Etieag – Muir is Tir

I am really excited to have been offered a place on the Muir is Tir Artist Residency with Sail Britain and An Lanntair to the Shiant Isles, from the 28th June to 4th July.

At the Scottish Mountaineering Press’ Creatives Live & Mèinn event in February 2024 for the Fort William Mountain Festival, I listened to Màiri NicGillìosa talk about her artistic practice and connection to her home, the Isle of Lewis. She also mentioned “etieag”, the Gaelic word for a ‘quartz pebble’.
I wonder about quartz on Lewis, so precious it has a name. Where can you find it? Huge boulders clustered along the high tide lines, frozen veins of white lightning in the rock, smooth pebbles gently placed on the sunken eyelids of the dead, or as polished gems decorating the thick hair of the Na Fir Ghorma?
Quartz is a common mineral, but its fiery birth is so different to the lush peatland and cool waters of the lochs and seaways of Lewis and the Shiant Isles. My PhD is in geological interpretation, I’m interested in how people personally understand and connect with the geology around them. To wonder how the world around us formed, to question our place in time, is to be human.
The Shiant Isles are mostly formed of thick, horizontal igneous intrusions called sills which were forced between layers in fossiliferous Jurassic sediments. The boundaries in between show a gap in time and are called unconformities. John MacCulloch was the first recorded geologist to visit the Shiants in 1819 and clearly describes the different rock types in ‘A Description of the Western Islands’. Conventional sciences consider unconformities as first recognised at Siccar Point in 1788 by the Scottish geologist James Hutton. However, I believe these structures to be clear and visible features in the landscape, important changes in rock type that were already recognised by local people.

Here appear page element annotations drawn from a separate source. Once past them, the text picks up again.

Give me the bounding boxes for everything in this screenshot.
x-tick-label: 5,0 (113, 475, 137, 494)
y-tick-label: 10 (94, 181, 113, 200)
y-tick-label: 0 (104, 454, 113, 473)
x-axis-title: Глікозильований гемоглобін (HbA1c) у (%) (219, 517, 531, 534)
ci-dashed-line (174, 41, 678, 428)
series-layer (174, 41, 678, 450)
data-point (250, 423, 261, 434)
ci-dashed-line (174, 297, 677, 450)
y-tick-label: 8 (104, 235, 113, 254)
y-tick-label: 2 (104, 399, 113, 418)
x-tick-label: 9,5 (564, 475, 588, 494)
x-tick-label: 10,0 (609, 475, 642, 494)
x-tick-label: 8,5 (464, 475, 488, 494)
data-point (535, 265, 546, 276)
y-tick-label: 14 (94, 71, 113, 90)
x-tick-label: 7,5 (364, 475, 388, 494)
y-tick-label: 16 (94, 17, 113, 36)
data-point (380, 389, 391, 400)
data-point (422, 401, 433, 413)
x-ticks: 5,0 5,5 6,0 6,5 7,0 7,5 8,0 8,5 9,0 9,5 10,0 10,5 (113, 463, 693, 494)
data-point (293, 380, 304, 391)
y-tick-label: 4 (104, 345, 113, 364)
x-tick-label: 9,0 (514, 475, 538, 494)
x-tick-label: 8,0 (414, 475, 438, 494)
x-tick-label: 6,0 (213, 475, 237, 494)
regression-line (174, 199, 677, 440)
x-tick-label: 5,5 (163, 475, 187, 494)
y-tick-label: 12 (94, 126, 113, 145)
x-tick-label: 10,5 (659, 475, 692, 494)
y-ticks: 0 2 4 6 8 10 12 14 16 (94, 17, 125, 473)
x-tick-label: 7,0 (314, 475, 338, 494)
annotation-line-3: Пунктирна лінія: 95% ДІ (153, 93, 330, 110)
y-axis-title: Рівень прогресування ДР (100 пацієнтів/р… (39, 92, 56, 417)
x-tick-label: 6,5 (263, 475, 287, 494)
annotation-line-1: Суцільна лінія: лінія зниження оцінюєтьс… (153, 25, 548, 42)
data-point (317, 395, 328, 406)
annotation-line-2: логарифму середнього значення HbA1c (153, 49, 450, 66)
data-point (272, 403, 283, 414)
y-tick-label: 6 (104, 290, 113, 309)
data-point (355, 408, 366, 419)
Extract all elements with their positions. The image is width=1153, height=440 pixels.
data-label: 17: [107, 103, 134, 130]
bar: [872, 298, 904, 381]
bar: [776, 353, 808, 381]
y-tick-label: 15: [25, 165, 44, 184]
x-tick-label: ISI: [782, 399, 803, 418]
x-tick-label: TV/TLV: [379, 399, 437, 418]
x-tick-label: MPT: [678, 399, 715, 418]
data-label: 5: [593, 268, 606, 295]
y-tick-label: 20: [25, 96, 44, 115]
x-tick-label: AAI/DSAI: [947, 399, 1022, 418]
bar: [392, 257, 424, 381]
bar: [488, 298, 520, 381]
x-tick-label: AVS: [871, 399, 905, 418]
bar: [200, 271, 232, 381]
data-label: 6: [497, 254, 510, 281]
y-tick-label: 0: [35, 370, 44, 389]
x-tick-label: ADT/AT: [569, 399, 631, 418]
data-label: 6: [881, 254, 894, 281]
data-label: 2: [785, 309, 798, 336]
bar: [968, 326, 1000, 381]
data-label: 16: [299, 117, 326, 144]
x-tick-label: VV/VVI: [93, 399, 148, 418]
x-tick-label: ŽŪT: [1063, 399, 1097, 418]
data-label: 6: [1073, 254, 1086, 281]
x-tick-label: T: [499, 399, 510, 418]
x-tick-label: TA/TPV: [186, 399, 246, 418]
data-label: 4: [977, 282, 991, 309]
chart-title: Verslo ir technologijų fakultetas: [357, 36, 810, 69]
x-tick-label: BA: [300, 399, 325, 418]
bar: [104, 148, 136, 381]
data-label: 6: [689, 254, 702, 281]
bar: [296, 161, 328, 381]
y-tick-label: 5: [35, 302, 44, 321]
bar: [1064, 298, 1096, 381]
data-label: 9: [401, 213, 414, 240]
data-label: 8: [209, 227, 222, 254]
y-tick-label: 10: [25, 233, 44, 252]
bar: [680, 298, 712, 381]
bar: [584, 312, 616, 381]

I’m going to use my time on the Muir is Tir residency to explore the geology and landscape through my creative practice and discussions with others. I like to paint quickly and freely with watercolours, to write and to take photos and video recordings as I work. I want use this to better understand the role of geology for the people of Lewis and how this has been translated into place names, folklore and tradition. I am especially interested in finding geological features like quartz and unconformities and considering how people in the past interpreted them.
I had an amazing time on the “Land and Sea” residency to Skye and around the Small Isles with Sail Britain last year. Travelling by sailing ship, living simply, eating together, talking about life and place and feelings and colour. I am really excited to experience this again in a completely different way through the Muir is Tir residency.